Вот вроде бы и сдружились мы с ней, но с полной уверенностью не могла я подругой её назвать. Ну никак не могла! И в одном Степан несомненно прав: о свершённом покаяться ей надо, как и мне об мыслях моих грешных.
С другого конца станицы мы как-то быстро к дому Степаниды добрались.
– Приехали, барышни! – Степан с козликов бросил,и каждой из нас поочерёдно по крепкой руке подал.
– Благодарю за катание и oбучение моё, – с усталой улыбкой я сказала. – Зайдёшь к сестре своей, может быть? Она в прошлый раз спрашивала, почему не заходишь-то?
– Нет, Варвара Николаевна, – качнул головой Степан. – В другой раз соберусь уже как-нибудь.
– Как уж знаешь, – улыбалась я.
И помахав на прощанье ему ручками, мы в калитку вошли с Глафирой.
Оно не поздно ещё сегодня было, самое обеденное время где-то. Обеими руками держа колун, мешающую юбку запахнув за пояс, Степанида во дворе дрова рубила, и поздоровавшись с хозяйкой сдержано, Глафира мимо неё в дом прошла.

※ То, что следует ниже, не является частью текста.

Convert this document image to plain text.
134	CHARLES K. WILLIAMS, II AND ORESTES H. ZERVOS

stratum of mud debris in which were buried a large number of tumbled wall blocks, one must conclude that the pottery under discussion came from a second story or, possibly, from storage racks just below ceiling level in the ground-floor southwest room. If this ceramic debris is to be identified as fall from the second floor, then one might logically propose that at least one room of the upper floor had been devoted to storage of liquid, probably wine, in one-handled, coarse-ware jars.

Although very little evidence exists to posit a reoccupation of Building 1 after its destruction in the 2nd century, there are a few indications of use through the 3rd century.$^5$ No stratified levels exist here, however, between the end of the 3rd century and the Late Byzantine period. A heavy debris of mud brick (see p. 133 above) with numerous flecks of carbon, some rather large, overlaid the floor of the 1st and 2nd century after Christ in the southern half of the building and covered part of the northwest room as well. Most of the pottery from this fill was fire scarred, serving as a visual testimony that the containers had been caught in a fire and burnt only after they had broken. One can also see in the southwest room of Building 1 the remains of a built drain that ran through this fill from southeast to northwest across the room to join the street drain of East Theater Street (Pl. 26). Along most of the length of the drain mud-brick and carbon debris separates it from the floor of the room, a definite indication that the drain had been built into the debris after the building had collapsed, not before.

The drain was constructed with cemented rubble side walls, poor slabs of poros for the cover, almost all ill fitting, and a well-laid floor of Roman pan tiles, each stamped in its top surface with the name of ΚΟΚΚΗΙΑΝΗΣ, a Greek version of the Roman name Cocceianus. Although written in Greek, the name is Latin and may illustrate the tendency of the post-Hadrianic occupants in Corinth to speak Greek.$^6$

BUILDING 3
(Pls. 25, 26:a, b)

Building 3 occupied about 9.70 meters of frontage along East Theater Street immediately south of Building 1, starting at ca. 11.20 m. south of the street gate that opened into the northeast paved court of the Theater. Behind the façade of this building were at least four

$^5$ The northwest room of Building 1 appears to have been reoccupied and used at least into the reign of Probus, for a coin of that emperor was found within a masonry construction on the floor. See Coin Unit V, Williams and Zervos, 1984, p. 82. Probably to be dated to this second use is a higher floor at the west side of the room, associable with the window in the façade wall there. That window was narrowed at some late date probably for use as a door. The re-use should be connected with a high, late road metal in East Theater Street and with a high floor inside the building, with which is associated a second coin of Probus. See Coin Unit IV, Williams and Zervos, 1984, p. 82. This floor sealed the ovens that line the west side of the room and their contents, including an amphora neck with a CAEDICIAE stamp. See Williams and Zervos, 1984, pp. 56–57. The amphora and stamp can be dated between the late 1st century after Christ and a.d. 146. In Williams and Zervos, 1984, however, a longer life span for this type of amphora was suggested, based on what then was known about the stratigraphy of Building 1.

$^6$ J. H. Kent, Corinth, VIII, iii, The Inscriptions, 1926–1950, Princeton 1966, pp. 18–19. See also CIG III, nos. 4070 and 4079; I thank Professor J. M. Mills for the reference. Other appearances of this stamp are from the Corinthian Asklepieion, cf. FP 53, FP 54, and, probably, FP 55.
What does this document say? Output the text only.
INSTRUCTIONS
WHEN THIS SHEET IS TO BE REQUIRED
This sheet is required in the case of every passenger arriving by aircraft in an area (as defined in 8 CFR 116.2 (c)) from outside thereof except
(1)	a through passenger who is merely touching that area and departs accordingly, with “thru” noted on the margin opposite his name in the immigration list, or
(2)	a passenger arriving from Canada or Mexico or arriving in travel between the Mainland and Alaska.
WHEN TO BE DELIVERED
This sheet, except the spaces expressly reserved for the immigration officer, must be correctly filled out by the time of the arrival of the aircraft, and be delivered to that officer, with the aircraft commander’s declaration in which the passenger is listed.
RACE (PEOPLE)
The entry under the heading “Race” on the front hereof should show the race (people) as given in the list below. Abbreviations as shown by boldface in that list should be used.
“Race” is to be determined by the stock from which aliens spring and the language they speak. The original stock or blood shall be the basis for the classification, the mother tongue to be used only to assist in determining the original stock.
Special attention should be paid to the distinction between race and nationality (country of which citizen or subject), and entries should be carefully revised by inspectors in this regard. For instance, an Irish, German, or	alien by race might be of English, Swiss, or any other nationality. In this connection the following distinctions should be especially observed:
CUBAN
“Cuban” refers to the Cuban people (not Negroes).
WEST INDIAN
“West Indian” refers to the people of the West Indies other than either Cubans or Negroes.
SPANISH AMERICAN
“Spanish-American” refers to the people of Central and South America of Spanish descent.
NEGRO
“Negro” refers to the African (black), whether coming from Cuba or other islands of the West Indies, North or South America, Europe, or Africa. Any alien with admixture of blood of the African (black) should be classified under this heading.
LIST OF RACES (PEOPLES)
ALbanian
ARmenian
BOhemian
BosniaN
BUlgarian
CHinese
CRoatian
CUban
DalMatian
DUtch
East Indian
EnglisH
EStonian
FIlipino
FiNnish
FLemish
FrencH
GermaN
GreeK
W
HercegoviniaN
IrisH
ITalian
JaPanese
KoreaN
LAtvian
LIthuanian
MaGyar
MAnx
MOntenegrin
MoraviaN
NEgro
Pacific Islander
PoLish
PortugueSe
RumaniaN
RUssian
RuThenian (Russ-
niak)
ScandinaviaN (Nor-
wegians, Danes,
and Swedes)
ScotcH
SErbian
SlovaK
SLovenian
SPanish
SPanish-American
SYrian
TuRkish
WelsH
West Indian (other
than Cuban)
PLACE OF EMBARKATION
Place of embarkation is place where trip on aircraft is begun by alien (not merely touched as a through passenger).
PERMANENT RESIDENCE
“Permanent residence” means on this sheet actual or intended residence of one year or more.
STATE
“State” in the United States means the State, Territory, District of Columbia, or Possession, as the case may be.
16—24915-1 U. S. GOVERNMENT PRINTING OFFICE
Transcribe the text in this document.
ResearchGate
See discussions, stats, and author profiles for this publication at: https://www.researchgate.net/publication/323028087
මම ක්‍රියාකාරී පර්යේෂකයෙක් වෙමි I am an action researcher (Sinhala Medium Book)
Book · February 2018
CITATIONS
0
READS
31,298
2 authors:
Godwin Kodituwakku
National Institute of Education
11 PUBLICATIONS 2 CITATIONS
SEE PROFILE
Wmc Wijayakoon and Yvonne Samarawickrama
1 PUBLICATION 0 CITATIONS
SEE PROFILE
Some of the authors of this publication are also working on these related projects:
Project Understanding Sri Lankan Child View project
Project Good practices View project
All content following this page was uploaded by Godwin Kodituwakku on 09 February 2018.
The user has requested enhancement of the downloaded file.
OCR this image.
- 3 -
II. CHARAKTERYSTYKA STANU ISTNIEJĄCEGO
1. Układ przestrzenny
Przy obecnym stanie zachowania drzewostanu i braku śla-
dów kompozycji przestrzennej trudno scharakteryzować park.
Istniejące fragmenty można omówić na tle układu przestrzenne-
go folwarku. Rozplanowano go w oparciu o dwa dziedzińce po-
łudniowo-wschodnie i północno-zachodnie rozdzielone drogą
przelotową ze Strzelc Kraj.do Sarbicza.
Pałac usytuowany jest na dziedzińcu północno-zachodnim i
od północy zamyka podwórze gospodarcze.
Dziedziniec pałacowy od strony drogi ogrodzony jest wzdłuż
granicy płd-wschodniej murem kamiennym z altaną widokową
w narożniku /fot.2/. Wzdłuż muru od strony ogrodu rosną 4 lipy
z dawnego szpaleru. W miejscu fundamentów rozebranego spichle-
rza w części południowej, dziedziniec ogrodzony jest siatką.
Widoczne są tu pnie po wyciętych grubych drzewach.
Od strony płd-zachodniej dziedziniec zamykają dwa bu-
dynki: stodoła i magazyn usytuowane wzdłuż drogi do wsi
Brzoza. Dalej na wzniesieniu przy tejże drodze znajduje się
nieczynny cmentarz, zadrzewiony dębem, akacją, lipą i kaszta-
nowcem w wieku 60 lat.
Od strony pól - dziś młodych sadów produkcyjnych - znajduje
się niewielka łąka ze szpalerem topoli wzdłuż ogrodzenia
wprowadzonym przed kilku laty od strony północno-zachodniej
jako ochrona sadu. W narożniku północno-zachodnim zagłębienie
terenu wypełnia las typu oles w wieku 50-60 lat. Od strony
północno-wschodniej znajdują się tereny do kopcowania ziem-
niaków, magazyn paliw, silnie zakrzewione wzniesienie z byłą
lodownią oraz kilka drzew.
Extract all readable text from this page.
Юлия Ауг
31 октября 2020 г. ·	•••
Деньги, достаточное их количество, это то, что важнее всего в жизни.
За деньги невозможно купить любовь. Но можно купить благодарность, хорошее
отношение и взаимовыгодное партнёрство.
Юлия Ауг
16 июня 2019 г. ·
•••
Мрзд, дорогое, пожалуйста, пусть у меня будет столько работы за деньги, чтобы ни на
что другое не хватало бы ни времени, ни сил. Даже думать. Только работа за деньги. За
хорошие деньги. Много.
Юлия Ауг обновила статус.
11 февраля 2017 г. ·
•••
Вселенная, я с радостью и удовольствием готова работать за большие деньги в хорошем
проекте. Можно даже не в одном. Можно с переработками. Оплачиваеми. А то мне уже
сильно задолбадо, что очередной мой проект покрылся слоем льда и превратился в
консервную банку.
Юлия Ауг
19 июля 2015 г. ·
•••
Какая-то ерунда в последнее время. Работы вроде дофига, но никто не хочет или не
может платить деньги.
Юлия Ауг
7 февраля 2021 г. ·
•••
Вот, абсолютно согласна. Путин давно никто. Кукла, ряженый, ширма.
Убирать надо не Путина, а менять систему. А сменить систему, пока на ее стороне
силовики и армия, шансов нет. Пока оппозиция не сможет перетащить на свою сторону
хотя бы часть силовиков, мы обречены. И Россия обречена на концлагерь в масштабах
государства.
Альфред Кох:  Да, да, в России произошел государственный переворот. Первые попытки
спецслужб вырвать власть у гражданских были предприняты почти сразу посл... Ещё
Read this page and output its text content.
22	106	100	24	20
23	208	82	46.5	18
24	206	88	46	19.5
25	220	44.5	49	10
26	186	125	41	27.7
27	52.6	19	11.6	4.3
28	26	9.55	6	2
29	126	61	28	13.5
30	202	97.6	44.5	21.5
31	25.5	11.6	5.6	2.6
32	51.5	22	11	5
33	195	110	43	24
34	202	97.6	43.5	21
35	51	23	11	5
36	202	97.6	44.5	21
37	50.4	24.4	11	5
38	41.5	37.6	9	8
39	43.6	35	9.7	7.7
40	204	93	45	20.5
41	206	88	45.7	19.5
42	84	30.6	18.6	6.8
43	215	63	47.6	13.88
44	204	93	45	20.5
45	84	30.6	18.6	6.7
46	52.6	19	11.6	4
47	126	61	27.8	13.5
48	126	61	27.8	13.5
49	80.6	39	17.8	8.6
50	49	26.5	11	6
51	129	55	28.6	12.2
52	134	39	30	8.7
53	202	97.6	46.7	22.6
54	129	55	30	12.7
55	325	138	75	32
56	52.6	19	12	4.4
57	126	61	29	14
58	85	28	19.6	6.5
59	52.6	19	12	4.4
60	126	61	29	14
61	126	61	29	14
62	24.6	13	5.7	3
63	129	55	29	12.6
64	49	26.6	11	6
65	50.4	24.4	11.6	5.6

Я же приостановилась почему-то.
– Α чего бы Степану не помогать тебе, раз один он пока живёт? – участливо спрашивая, над согнувшейся Степанидой нависла.
– Οй, барышня! – положивши топор и выпрямившись, она куда-то в пространство рукой махнула. – Сама уж по хозяйству справляюсь давно, не хочу его о чём-то просить, как и служба у него постоянная…
– А может, тогда бы я пока помогала тебе хоть в чём-то, – свою помощь предложить решила, правда, уточнив с улыбочкой, что колоть дрова – так и не научилась совсем…
– Жизнь, конечно, всему научит, да не надо уж, Варвара Николаевна, вам это совсем, – рассмеялась она искренне. – Сама справляюсь потихоньку…
– И всё же ты не стесняйся, Степанида, говори, если что-то надо будет. Я и готовить понемногу могу, в уборке и стирке помогать даже…
– Так не барское это дело, Варвара Николаевна, убирать да щи в печи-то ваpить!
– Ох, оставь! – теперь уже я рукой махнула. – Работы не стыжусь совсем и не боюсь-то пальчики запачкать. Так что не стесняйся, если помощь любая потребуется.
– Ладненько, – в итоге Степанида сказала, да по тону её хорошо понятно было, что работы по дому не предложит она мне.
Постояв над ней еще немножечко, я в жарко натопленную горницу проследовала. Кафтан казачий лишь снять успела, как и Степанида с охапкой дрoв вошла,то сверху, то снизу, рассыпающиеся дровишки придерживая.
– Давай же помогу! – К ней я бросилась. Часть поленьев у неё из рук взяла, к печи донесла и положила.
– Ох, спасибочко… – Степанида устало на табурет присела. – Сейчас отдышусь и за остальными схожу.
– Так я принести могу… – до конца не раздетая ещё, с такими словами на двор отправилась, сколько смогла из порубанных ею дров в руки набрала и в дом занесла.
Так пару разков сходила.
– Скажи, Степанида, а почему тут никто у вас углём не пользуется, он же и горит дольше,и жар более сильный даёт? – поинтересовалась мимоходом,те дровишки стопкой у печи укладывая.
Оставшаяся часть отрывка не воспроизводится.